The worst part of a power outage in the late fall and winter months is losing your heat. A fireplace helps, but burning logs isn’t enough. Unless you’re already in an enclosed space, the warm air is going to be sucked away. To avoid this, you can create a temporarily enclosed space, for example by using some good tape and a few plastic painter’s drop sheets. If you manage to get your fireplace and stove into the same space, it helps to boil some water and steam up the room a little. However, it’s not wise to run gas heat in an enclosed space for long (and a gas fireplace shouldn’t be enclosed at all). Also, the steam will eventually soften up your walls.
- Your best tools for keeping in touch are a battery- or hand-crank- powered radio, a corded landline phone with a backup battery, and your cellphone. The landline will only last so long, but that way you can give your cellphone a rest before it’s needed.
- Charge up any laptops in your home. You may not have wifi after the power cuts, but they can be used to charge up any USB-powered devices, like your phone.
- Write down or print out any phone numbers and emergency information you may need (e.g. where the nearest shelters and pet shelters are).
- Solar power is a great resource if you have or can build a solar charger, but don’t hold your breath — it may take a long time to power your devices.
- Prepare for gas shortages by rationing the gas in your car if necessary. Walk or bike when you can.

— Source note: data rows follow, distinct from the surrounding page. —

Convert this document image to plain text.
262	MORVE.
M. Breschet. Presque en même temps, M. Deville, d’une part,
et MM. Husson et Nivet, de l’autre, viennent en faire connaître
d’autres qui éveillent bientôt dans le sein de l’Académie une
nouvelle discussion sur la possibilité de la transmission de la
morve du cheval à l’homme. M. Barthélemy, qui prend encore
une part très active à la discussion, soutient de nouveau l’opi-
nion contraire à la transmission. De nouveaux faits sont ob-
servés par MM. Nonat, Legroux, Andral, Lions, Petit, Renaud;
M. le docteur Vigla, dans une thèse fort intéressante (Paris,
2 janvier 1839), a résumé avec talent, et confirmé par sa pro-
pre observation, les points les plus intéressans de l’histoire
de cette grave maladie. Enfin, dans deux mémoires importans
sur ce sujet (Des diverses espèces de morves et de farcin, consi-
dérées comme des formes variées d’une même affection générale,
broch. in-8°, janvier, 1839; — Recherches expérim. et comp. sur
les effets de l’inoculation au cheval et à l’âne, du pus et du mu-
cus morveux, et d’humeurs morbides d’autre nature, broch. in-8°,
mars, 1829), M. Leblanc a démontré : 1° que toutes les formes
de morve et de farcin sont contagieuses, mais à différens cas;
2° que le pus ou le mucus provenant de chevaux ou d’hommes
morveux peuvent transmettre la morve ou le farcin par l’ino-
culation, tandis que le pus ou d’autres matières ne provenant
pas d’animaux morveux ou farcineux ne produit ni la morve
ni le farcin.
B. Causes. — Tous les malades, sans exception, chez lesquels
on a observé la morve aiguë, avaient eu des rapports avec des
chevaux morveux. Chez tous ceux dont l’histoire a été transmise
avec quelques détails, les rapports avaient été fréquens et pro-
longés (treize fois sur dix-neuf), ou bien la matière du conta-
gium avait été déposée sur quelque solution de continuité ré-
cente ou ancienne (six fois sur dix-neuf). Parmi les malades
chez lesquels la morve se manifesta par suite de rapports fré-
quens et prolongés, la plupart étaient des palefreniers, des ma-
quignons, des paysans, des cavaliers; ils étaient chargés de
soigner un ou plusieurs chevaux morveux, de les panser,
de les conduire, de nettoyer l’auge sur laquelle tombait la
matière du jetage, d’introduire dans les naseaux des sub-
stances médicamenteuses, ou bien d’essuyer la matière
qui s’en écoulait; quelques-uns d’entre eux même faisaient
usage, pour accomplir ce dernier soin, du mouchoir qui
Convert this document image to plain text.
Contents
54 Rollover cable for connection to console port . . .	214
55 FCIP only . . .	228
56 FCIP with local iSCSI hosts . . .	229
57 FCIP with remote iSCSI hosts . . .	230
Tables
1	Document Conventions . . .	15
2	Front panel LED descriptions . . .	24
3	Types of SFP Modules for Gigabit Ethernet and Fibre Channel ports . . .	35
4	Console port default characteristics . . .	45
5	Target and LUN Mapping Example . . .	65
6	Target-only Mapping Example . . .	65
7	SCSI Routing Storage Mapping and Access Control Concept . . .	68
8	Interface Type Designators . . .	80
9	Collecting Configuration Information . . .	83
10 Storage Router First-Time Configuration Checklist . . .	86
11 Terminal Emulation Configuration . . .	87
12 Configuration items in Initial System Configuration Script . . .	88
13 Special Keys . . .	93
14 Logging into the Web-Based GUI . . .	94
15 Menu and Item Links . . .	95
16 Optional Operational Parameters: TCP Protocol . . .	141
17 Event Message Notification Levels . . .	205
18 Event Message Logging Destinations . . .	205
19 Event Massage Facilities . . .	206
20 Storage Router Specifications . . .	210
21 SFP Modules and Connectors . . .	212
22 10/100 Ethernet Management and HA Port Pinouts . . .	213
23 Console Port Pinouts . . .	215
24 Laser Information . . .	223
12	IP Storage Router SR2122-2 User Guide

- It’s not easy in the dark, without many of your usual creature comforts. But this is just another adventure, same as if you got on a plane to somewhere exotic. You’re a post-apocalyptic pioneer, reinventing to survive and living with the bare minimum.
- Go back to the basics — I like to have some good books to read (especially old favorites) and some pen and paper to scribble ideas and play word games. Others prefer a deck of cards and some board games.
- Clean clothes can do wonders. This is when your hand-washable, quick-drying travel clothes made of wool or synthetics really pay off.